"El silencio del viento", elocuente retrato de una isla a la deriva
La ópera prima del cineasta puertorriqueño Álvaro Aponte Centeno estrena hoy en el país tras recibir dos reconocimientos en el Festival Internacional de Cine de Mar del Plata.
Como todo lo demás en el país, el cine puertorriqueño atraviesa momentos difíciles, pero también está produciendo sus mejores películas. La paradoja no resulta nada extraña. El expresionismo alemán se vio influenciado por los horrores vividos en las trincheras de la Primera Guerra Mundial; el neorrealismo italiano nació de la posguerra a mediados del siglo 20, poblando la pantalla de personas sin experiencia histriónica en pos de la verdad; y una de las mejores cepas de cineastas estadounidenses surgió durante el conflicto en Vietnam. En tiempos difíciles, el cine reacciona. El silencio del viento -el primer largometraje de Álvaro Aponte Centeno- es el más reciente ejemplo nacional de la capacidad del medio para reflejar su entorno.
Lo que se observa cada vez más en muchas de las películas del patio, también responde al resultado de un conflicto bélico, uno vivido hace 120 años, pero cuyos efectos actuales son básicamente iguales a si se hubiese combatido hace una década: debacle económica, éxodo masivo y la imposición de un gobierno ocupacional no electo. Aunque el filme de Aponte Centeno no aborda directamente nuestra sombría situación contemporánea, la misma está implícita en cada encuadre, en los rostros de quienes lo habitan, en lo que estos escuchan en la radio y ven en la televisión. Se mantiene latente en los márgenes de la historia, que se enfoca en la inmigración ilegal y aquellos que se lucran de esta por necesidad para subsistir.
Uno de ellos lo es el protagonista, “Rafito” (Israel Lugo), un hombre de pocas palabras y semblante duro, quien junto a su hermana (Kairiana Nuñez), madre (Elia Enid Cadilla) e hija (Amanda Lugo) se dedican a traer indocumentados en yola de República Dominicana a Puerto Rico -dominicanos, haitianos y hasta chinos- y ofrecerles albergue durante unos días en lo que contactan algún familiar o conocido que les provea techo. En términos de historia, el libreto de Aponte Centeno no abarca mucho más que eso, en capturar el día a día de esta familia, arrancando con un trágico suceso que trastoca el funcionamiento de este negocio ilegal, así como las vidas de “Rafito” y sus seres queridos. El diálogo es mínimo, pero el poder de las imágenes es profuso.
Tal y como demostró en su estupendo cortometraje Mi santa mirada, Aponte Centeno exhibe una clara afinidad por las respectivas filmografías de Alejandro González Iñárritu y Carlos Reygadas, particularmente en el uso de los planos secuencias -uno de estos realizado magistralmente mediante el uso de un dron- ya sea para extender y aumentar los momentos de tensión, o para puntualizar las emociones sin cortes que pudiesen coartar su impacto en el público.

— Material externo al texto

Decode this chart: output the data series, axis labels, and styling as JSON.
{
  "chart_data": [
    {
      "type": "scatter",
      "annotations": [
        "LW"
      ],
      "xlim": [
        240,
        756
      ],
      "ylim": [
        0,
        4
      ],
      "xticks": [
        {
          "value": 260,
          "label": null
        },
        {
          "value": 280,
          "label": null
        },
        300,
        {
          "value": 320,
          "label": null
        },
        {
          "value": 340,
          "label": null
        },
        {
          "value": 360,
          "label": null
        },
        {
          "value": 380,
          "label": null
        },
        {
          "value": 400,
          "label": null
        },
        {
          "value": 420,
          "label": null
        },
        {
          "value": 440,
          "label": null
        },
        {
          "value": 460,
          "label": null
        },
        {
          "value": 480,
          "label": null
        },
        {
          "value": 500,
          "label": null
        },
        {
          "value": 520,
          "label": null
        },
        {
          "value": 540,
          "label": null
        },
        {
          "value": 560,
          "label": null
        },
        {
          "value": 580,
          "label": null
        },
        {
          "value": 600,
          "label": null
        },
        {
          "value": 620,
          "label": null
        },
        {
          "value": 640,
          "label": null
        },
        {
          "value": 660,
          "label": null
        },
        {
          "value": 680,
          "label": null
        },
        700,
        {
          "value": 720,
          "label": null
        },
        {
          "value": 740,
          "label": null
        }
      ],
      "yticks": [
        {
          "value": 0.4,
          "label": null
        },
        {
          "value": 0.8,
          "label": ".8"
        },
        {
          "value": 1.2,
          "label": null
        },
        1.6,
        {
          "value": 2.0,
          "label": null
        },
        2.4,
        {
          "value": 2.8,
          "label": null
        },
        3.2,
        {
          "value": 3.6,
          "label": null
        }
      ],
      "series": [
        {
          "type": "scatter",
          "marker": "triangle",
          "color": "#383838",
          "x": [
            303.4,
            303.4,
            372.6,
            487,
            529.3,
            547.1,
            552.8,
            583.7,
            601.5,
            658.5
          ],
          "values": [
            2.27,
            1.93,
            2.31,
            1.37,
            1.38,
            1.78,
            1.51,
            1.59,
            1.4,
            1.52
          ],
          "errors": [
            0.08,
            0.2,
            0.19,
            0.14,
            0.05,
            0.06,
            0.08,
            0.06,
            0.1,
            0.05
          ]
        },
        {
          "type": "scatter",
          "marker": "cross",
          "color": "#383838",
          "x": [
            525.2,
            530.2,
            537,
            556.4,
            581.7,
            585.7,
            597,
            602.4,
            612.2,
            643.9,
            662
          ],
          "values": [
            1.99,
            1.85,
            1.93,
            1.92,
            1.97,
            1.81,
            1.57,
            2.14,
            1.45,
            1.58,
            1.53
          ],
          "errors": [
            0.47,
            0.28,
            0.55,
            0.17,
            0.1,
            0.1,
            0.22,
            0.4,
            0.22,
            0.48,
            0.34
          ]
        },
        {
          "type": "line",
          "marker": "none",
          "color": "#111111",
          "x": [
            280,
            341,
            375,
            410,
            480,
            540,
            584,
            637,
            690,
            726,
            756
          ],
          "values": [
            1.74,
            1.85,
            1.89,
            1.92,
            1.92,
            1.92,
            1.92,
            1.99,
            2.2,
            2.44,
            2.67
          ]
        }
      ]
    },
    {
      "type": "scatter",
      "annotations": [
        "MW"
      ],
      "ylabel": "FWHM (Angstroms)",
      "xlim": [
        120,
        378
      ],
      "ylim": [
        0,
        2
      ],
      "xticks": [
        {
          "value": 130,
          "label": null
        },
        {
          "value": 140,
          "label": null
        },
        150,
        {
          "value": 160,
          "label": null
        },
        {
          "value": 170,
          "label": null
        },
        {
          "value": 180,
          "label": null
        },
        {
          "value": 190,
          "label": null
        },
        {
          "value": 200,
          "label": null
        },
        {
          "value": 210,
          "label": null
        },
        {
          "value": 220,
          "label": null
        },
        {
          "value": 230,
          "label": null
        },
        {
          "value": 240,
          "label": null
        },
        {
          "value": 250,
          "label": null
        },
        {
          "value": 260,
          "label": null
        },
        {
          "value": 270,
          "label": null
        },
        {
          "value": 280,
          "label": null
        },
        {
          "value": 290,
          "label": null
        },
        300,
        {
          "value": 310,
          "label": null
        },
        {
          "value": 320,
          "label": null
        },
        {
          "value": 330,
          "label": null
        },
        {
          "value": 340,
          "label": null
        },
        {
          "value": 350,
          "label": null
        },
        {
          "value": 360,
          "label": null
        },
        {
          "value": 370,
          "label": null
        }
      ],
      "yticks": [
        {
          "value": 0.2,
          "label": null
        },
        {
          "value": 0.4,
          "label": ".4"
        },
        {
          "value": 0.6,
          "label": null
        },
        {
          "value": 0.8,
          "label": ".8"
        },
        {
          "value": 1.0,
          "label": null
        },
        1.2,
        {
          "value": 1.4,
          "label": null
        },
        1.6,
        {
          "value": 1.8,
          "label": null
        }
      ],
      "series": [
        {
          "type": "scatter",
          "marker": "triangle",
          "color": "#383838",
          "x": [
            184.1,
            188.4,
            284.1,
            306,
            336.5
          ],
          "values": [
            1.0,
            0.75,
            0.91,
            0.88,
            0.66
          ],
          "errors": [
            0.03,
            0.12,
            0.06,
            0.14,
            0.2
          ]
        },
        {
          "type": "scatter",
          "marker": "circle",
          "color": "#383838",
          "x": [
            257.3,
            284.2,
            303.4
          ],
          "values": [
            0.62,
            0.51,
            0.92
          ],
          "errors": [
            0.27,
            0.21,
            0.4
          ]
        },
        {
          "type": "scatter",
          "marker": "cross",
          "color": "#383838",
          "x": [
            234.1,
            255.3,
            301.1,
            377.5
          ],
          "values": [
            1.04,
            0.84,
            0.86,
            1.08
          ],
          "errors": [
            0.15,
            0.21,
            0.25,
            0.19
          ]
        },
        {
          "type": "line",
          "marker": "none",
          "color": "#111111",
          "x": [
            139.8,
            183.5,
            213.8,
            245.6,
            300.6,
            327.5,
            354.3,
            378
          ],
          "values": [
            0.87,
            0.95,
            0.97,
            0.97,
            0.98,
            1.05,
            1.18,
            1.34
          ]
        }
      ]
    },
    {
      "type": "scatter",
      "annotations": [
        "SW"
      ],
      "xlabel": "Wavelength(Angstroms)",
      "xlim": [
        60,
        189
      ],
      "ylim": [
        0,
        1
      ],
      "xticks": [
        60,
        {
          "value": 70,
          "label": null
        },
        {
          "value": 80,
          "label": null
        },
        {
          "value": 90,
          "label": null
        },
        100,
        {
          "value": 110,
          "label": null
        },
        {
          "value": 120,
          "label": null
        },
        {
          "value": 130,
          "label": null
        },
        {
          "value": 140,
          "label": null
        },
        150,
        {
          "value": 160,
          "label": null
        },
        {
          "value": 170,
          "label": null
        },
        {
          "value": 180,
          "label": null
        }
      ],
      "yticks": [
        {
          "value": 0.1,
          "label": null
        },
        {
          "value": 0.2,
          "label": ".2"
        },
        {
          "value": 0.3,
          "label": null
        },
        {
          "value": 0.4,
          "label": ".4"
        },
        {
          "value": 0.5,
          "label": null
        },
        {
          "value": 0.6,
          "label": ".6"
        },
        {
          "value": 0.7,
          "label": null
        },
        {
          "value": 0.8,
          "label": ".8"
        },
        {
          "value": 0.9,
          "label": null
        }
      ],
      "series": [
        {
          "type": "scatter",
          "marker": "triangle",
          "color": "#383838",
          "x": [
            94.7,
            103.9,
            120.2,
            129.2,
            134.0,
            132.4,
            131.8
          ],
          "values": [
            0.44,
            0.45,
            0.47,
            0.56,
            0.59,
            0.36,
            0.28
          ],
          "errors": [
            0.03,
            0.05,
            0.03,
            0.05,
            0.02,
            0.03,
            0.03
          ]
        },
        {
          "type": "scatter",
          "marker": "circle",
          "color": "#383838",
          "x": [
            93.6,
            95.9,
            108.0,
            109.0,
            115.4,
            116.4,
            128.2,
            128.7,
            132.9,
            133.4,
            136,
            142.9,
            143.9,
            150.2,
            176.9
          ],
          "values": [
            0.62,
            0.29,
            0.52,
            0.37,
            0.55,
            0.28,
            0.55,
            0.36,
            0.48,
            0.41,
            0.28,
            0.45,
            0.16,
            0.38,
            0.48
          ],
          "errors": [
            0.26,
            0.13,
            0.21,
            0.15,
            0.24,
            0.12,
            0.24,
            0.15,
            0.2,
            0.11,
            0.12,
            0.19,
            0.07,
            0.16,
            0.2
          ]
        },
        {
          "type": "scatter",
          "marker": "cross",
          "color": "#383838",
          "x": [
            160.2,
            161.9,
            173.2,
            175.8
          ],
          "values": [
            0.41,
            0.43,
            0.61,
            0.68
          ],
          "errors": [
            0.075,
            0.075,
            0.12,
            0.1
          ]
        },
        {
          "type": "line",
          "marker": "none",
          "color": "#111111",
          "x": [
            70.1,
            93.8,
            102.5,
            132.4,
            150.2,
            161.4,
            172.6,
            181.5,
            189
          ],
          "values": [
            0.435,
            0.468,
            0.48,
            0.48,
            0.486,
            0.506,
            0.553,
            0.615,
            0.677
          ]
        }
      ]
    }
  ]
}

El cineasta hilvana la contemplativa narrativa alrededor de espléndidas imágenes que hablan por sí solas, incluso más de lo que pudiese expresar a través de parlamentos, dirigidas a subrayar el humanismo y la persecución de la autenticidad social para colocar al espectador en el entorno de sus personajes.
La excelente cinematografía de PJ López engalana la pantalla con preciosos paisajes puertorriqueños -muchos de ellos captados de noche o en penumbra, haciendo gran uso de la luz natural- yuxtapuestos con estampas de la pobreza, de esa que no se habla, pero nos rodea, y va en vías de tornarse aun más extensa y profunda. El diseño de sonido -a cargo de la incomparable Maite Rivera- es igualmente fabuloso, permitiendo que la naturaleza invada el encuadre y arrope a la audiencia en el realismo que representa el norte de esta propuesta cinematográfica. El trabajo de Rivera va acompañado de los lúgubres arreglos de cuerdas compuestos por el propio director y su padre, Rafael Aponte, acentuado el duelo de “Rafito”, cuya rabia y tristeza se tornan más agudas dentro del silencio que lo caracteriza, mientras lo observamos flotando a la deriva, su cuerpo retratado tal si fuese una isla, derrotada y afligida.
El silencio del viento se exhibe en las salas de Plaza las Américas y Montehiedra.